In de korte scènes waaruit zijn nieuwe roman is opgebouwd, is onmiddellijk het moderne Amsterdamse leven te herkennen zoals hij dat ook in zijn krantencolumns beschreef. Maar dat was het dan ook. De korte stukjes — soms niet meer dan één pagina — die in zijn geheel een roman moeten vormen blijven stuk voor stuk in de lucht hangen. Op de eerste pagina’s wordt een mysterieuze indringster opgevoerd die midden in de nacht komt aanbellen, maar echt nieuwsgierig naar wie zij is, en waarom, maakt de schrijver je niet. Hoe kan dat? Een boek gesteld in klare taal, vlot vertellend van het hier en nu, zelfs voorzien van kleine mysterietjes en grote verdwijningen, wil maar niet van de grond komen.

Allereerst heeft de hoofdpersoon een nogal onduidelijke signatuur. Hij zou schrijver van een succesvolle televisieserie zijn, maar de aanduidingen van zijn werk en zijn collega’s blijven zo algemeen dat ze over iedereen en niks zouden kunnen gaan. Verbogt hanteert een mild-satirische toon die, als er nooit eens écht wat te lachen valt, volkomen doodslaat. «Iedereen heeft het hier tegenwoordig over lek schieten. Blijkbaar is er een cursus geweest of een symposium of zoiets. Een autoriteit moet er toen over begonnen zijn, over lek schieten.» (En dan heb ik de inleiding tot het lek schieten nog weggelaten.)

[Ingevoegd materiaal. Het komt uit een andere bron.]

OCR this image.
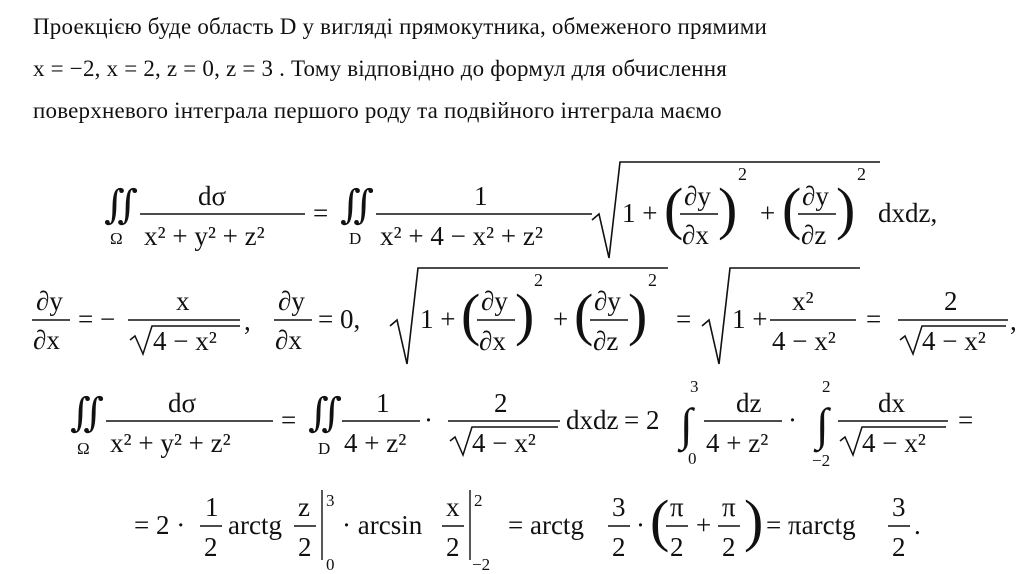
Проекцією буде область D у вигляді прямокутника, обмеженого прямими
x = −2, x = 2, z = 0, z = 3 . Тому відповідно до формул для обчислення
поверхневого інтеграла першого роду та подвійного інтеграла маємо
∬
Ω
dσ
x² + y² + z²
= ∬
D
1
x² + 4 − x² + z²
1 + ( ∂y
∂x )
2
+ ( ∂y
∂z )
2
dxdz,
∂y
∂x
= −
x
4 − x²
,
∂y
∂x
= 0, 1 + ( ∂y
∂x )
2
+ ( ∂y
∂z )
2
= 1 +
x²
4 − x²
=
2
4 − x²
,
∬
Ω
dσ
x² + y² + z²
= ∬
D
1
4 + z²
·
2
4 − x²
dxdz = 2 ∫
3
0
dz
4 + z²
· ∫
2
−2
dx
4 − x²
=
= 2 ·
1
2
arctg
z
2
3
0
· arcsin
x
2
2
−2
= arctg
3
2
· ( π
2
+
π
2 ) = πarctg
3
2
.
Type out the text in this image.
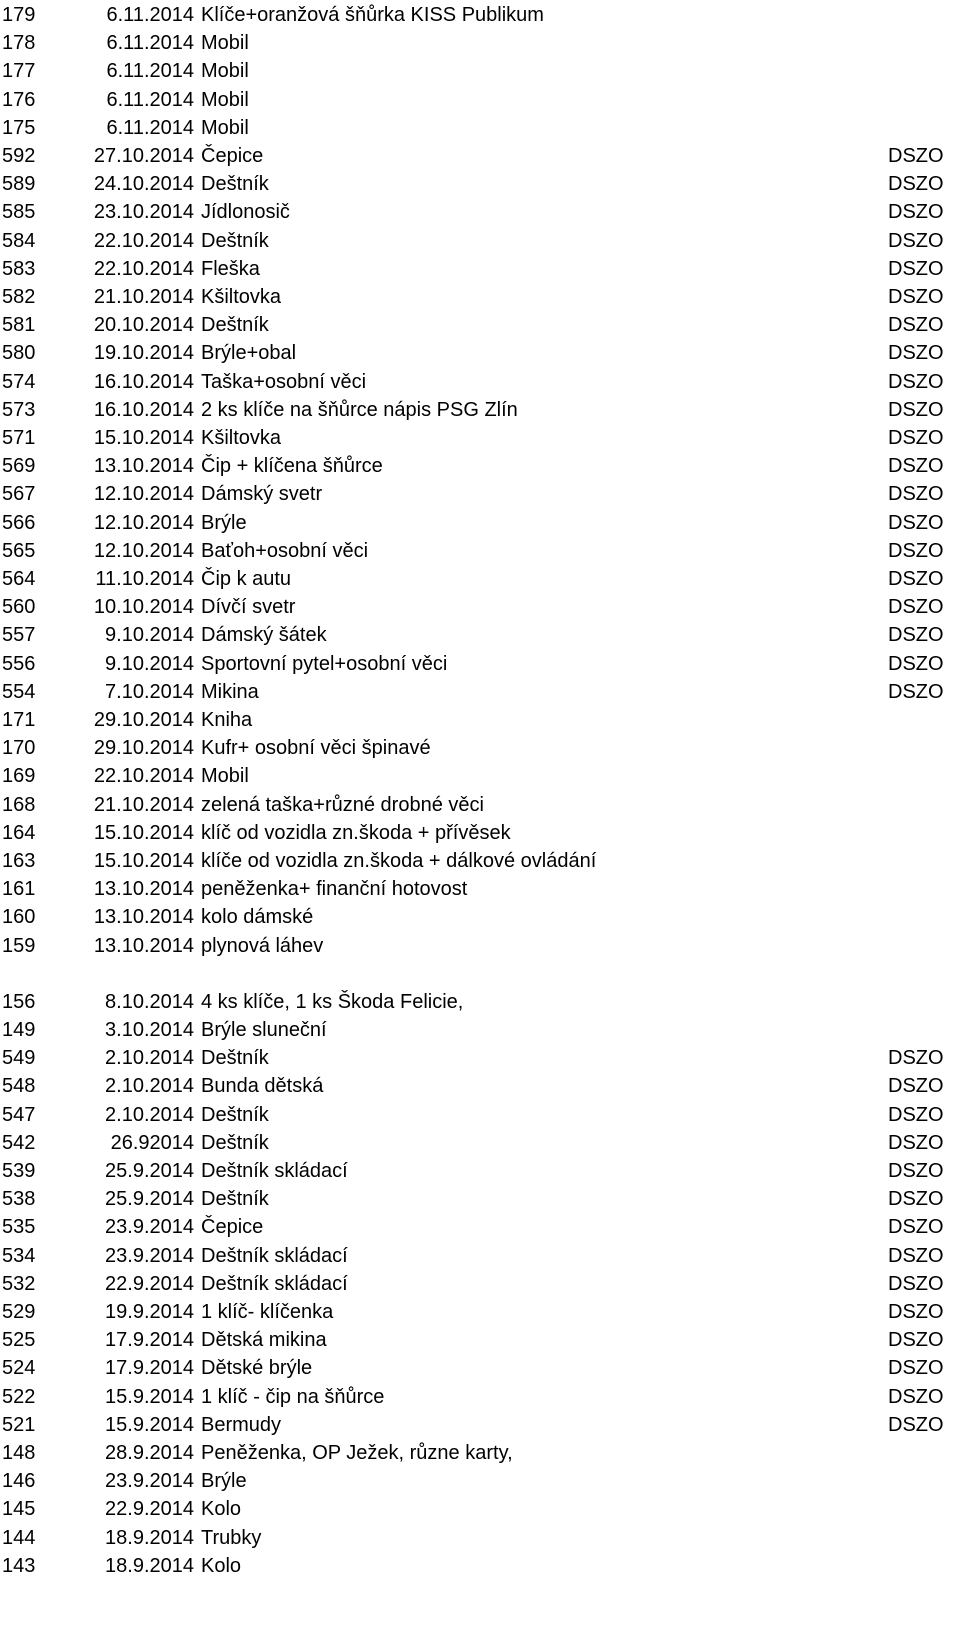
179	6.11.2014 Klíče+oranžová šňůrka KISS Publikum
178	6.11.2014 Mobil
177	6.11.2014 Mobil
176	6.11.2014 Mobil
175	6.11.2014 Mobil
592	27.10.2014 Čepice	DSZO
589	24.10.2014 Deštník	DSZO
585	23.10.2014 Jídlonosič	DSZO
584	22.10.2014 Deštník	DSZO
583	22.10.2014 Fleška	DSZO
582	21.10.2014 Kšiltovka	DSZO
581	20.10.2014 Deštník	DSZO
580	19.10.2014 Brýle+obal	DSZO
574	16.10.2014 Taška+osobní věci	DSZO
573	16.10.2014 2 ks klíče na šňůrce nápis PSG Zlín	DSZO
571	15.10.2014 Kšiltovka	DSZO
569	13.10.2014 Čip + klíčena šňůrce	DSZO
567	12.10.2014 Dámský svetr	DSZO
566	12.10.2014 Brýle	DSZO
565	12.10.2014 Baťoh+osobní věci	DSZO
564	11.10.2014 Čip k autu	DSZO
560	10.10.2014 Dívčí svetr	DSZO
557	9.10.2014 Dámský šátek	DSZO
556	9.10.2014 Sportovní pytel+osobní věci	DSZO
554	7.10.2014 Mikina	DSZO
171	29.10.2014 Kniha
170	29.10.2014 Kufr+ osobní věci špinavé
169	22.10.2014 Mobil
168	21.10.2014 zelená taška+různé drobné věci
164	15.10.2014 klíč od vozidla zn.škoda + přívěsek
163	15.10.2014 klíče od vozidla zn.škoda + dálkové ovládání
161	13.10.2014 peněženka+ finanční hotovost
160	13.10.2014 kolo dámské
159	13.10.2014 plynová láhev
156	8.10.2014 4 ks klíče, 1 ks Škoda Felicie,
149	3.10.2014 Brýle sluneční
549	2.10.2014 Deštník	DSZO
548	2.10.2014 Bunda dětská	DSZO
547	2.10.2014 Deštník	DSZO
542	26.92014 Deštník	DSZO
539	25.9.2014 Deštník skládací	DSZO
538	25.9.2014 Deštník	DSZO
535	23.9.2014 Čepice	DSZO
534	23.9.2014 Deštník skládací	DSZO
532	22.9.2014 Deštník skládací	DSZO
529	19.9.2014 1 klíč- klíčenka	DSZO
525	17.9.2014 Dětská mikina	DSZO
524	17.9.2014 Dětské brýle	DSZO
522	15.9.2014 1 klíč - čip na šňůrce	DSZO
521	15.9.2014 Bermudy	DSZO
148	28.9.2014 Peněženka, OP Ježek, různe karty,
146	23.9.2014 Brýle
145	22.9.2014 Kolo
144	18.9.2014 Trubky
143	18.9.2014 Kolo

De betrekkingen met geliefde en vrienden zijn diffuus, zozeer dat iedereen met iedereen onderling uitwisselbaar wordt. Alle uitgeschreven dialogen veranderen daar weinig aan, vooral ook omdat daarin weer talloze grapjes en misverstanden verwerkt moeten worden. «Iemand van Go Away»/ «Wat is Go Away»/ «Een tijdschrift over reizen, ver weg reizen»/ «Waarom?»/ «Waarom wat?»/ «Ver weg reizen»/ «Dat maakt gelukkig». De wereld van de hoofdpersoon is bevolkt met meisjes en nog meer meisjes; sla een willekeurige bladzijde op in Het ongeluk en wees niet verbaasd als je op Anna, Katja, Marleen, Thera, Debby, Gemma en Karla stuit.

Met zijn alledaagse taalgebruik, zijn voorkeur voor de dialoogvorm en zijn beschrijving van het moderne leven (met verwijzingen naar film, muziek en literatuur) lijkt het alsof Verbogt een vlotte roman aan het schrijven is. Alleen wil de vaart er maar niet in komen. Behalve door een gebrek aan concreetheid en de slap-satirische toon, komt dat door de breed uitgeschreven observaties en overdenkingen van de hoofdpersoon. Hij denkt veel na over geluk, over toeval en over de onhebbelijke gewoonte om iedereen maar te kussen. Echt opmerkelijke gedachten zijn het allemaal niet; eerder zijn het overbekende ergernissen en navelpeuterijen, en bovendien heb je op een bepaald moment alles al eerder gelezen. «In mijn leven is nog een ander leven. Dat ken ik maar ten dele, hoewel het er altijd is. Intenser, heviger, verontrustender dan wat dan ook.» Twintig bladzijden verderop: «Er is iets in mij dat ik niet kan controleren, iets dat ontzettend afstotend moet zijn, het is heftigheid, of hevigheid, in ieder geval alle kanten op spattende nadrukkelijkheid.»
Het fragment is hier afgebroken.